David Byrne, St. Vincent Live Report

10 Settembre 2013 - Gran Teatro Geox - Padova

14 Settembre 2013

"Questo dev’essere il posto giusto", ed in effetti per due ore abbondanti lo è stato. Il concerto di David Byrne e St Vincent inizia come il passo sbagliato e distratto di un bambino talmente affascinato dall'idea che si sta facendo della traiettoria della palla sul muro, che inciampa sui lacci, cade, si sbuccia, sanguina e si incanta nuovamente, questa volta nel sapere che c'è vita dentro la vita, come dentro la musica c'è, ancora ad oggi, della musica.

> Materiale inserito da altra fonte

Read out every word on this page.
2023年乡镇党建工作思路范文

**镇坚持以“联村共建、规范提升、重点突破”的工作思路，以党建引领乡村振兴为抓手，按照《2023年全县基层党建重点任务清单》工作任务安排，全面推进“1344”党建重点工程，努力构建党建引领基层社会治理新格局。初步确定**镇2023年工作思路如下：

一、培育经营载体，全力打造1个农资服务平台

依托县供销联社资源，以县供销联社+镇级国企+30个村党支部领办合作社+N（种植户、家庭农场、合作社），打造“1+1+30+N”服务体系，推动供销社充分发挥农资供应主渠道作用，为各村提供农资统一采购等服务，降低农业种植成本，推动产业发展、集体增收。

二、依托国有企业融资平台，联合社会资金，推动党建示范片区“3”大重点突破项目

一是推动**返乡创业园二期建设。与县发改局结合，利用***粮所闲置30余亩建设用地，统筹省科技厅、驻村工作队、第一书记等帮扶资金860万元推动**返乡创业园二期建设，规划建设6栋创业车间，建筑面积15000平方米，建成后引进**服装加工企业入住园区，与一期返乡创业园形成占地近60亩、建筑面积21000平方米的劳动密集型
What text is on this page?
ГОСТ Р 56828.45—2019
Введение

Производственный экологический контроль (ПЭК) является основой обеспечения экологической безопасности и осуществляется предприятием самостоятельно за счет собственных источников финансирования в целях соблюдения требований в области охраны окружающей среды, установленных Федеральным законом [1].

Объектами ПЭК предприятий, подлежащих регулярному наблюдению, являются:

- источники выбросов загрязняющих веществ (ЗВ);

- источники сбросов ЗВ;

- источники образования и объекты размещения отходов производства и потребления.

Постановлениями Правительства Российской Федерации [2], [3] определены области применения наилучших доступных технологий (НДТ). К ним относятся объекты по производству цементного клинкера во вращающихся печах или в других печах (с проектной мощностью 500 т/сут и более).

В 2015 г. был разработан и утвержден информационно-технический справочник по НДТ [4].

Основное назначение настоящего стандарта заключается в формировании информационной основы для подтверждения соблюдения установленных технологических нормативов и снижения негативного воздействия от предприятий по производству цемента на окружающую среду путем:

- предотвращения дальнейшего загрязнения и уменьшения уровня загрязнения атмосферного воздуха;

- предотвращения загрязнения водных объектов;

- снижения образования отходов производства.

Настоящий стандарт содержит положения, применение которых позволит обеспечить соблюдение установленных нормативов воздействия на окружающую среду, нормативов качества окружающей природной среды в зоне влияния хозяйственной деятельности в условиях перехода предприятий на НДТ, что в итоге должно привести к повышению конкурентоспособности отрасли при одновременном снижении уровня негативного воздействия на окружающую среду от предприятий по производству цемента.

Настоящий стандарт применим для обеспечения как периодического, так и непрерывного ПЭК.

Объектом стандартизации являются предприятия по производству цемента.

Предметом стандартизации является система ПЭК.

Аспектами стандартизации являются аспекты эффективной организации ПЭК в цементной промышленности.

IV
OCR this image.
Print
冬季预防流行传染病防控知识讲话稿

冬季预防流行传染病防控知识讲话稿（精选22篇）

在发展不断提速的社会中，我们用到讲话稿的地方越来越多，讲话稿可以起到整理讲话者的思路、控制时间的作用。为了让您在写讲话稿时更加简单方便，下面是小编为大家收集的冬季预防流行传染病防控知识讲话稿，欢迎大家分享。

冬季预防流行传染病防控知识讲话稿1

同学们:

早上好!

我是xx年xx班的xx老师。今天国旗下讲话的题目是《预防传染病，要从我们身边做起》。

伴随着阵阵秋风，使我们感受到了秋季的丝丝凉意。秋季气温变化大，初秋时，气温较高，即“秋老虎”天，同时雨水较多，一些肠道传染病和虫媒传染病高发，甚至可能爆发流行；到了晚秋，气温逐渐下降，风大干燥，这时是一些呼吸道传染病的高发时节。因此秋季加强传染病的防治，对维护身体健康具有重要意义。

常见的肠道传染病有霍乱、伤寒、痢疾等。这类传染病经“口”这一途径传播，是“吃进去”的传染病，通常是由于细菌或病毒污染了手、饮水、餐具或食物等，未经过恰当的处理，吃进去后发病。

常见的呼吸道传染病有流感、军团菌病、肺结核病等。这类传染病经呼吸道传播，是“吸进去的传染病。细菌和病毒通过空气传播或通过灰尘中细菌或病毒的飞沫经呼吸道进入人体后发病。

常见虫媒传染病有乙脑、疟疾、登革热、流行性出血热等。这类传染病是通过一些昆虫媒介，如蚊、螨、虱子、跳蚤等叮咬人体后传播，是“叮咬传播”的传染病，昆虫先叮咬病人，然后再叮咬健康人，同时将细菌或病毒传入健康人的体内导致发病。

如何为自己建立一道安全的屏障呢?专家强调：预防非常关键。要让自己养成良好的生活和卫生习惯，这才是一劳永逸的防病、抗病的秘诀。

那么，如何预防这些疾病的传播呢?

 La musica sta già suonando, sul palco c'è David Byrne (capelli bianchi come la giacca), c'è Annie Clark (St. Vincent per qualcuno) con dei capelli biondissimi e riccissimi, ci sono otto fiati, un tastierista ed un batterista ai lati. Sono già al secondo pezzo e tu non ci hai ancora capito nulla, non hai ancora deciso (perché non può) chi soffermarti ad osservare, da chi farti trascinare: David Byrne non si prende la scena, ma con eleganza la passa alla chitarra, alla voce, al theremin di St Vincent, che la cede volentieri al basstuba ed agli altri sette fiati, in un gioco schematico e disinvolto di scenografie curate nel dettaglio, segno inconfutabile che l'arte è proprio una biglia che gira e che viene scagliata da una parte e dall'altra, contaminando e facendosi contaminare.
Se ci devono essere degli incontri, delle combinazioni, degli scontri giusti, questo è uno di quelli: il genio e la pazzia di Byrne incontrano e si scontrano con la tecnicissima follia di Clark generando uno spettacolo totalmente nuovo. La scelta di ridurre al minimo gli strumenti a corda (poca chitarra di Byrne rendono praticamente unica la chitarra di Clark) ed esaltare l'ampiezza di ben otto fiati (saxofoni, trombe, tromboni, bassotuba..), è già di per se geniale. La voce elettrica, fiabesca e folle di lei si mischia perfettamente con quella ancora inspiegabilmente giovane, vivace ed eclettica di lui, a volte come prima ed a volte come seconda, in un gioco di ruoli tutto da ridefinire, da rileggere, da curiosare, come nella realtà.
La batteria scavalca a piè pari gli anni ottanta, strizza l'occhio a tutti i batteristi del ventunesimo secolo e raccoglie spunti interessanti dagli anni settanta, quelli di found a job e take me to the river, per capirci.Gli effetti e le tastiere restano di giustezza molto talking heads. La mano di Clark è un’ estasi per l'orecchio e l'occhio: aggressiva, dolce, sincretica, rock!
I suoi movimenti, il passo stretto, i suoi capelli elettrici sono coinvolgenti, eccitanti, chimici: è come se una grande calamita facesse a tratti il suo dovere magnetico, ed a tratti ti lasciasse il tempo di respirare. Le coreografie curate nel particolare, le posizioni dei fiati che cambiano e si intrecciano ad ogni secondo (David si sa che è un cultore e precursore del marching band show, ormai dai tempi di stop making sense).
Le luci palpabili ed i suoni perfetti, gioiosi, intensi e mai troppi, correggono il passo ancora dirompente di David Byrne, in una sobrietà scenica molto teatrale.


Provare ad aspettarsi qualcosa di specifico da questo spettacolo è praticamente impossibile: la scena cambia in continuazione, il contesto pure, i protagonisti anche ma sempre senza virtuosismi (per fortuna e finalmente, direi) passando da pezzi molto pop ad aggressioni elettricamente rock; due bis trascinano il pubblico dalla lontana e scomoda sedia ad un sottopalco dirompente, in piedi, saltando, attraverso ciò che più di tutto poteva gasare: prima Burning down the house e poi road to nowere sono il banchetto perfetto per la malinconia, che si esprime in tutto il suo battere accelerato e nell’estasi di una pelle d’oca talmente grande da non farti nemmeno chiudere gli occhi.
Se St. Vincent volesse farsi conoscere, questo non lo so. Se David Byrne volesse rimettersi in gioco per l’ennesima volta, questo non lo so. Sono però certo che il puzzle di forme e suoni creato dall’intreccio di queste due personalità curiose è il massimo che in questo periodo di poca novità si possa chiedere dalla Musica live.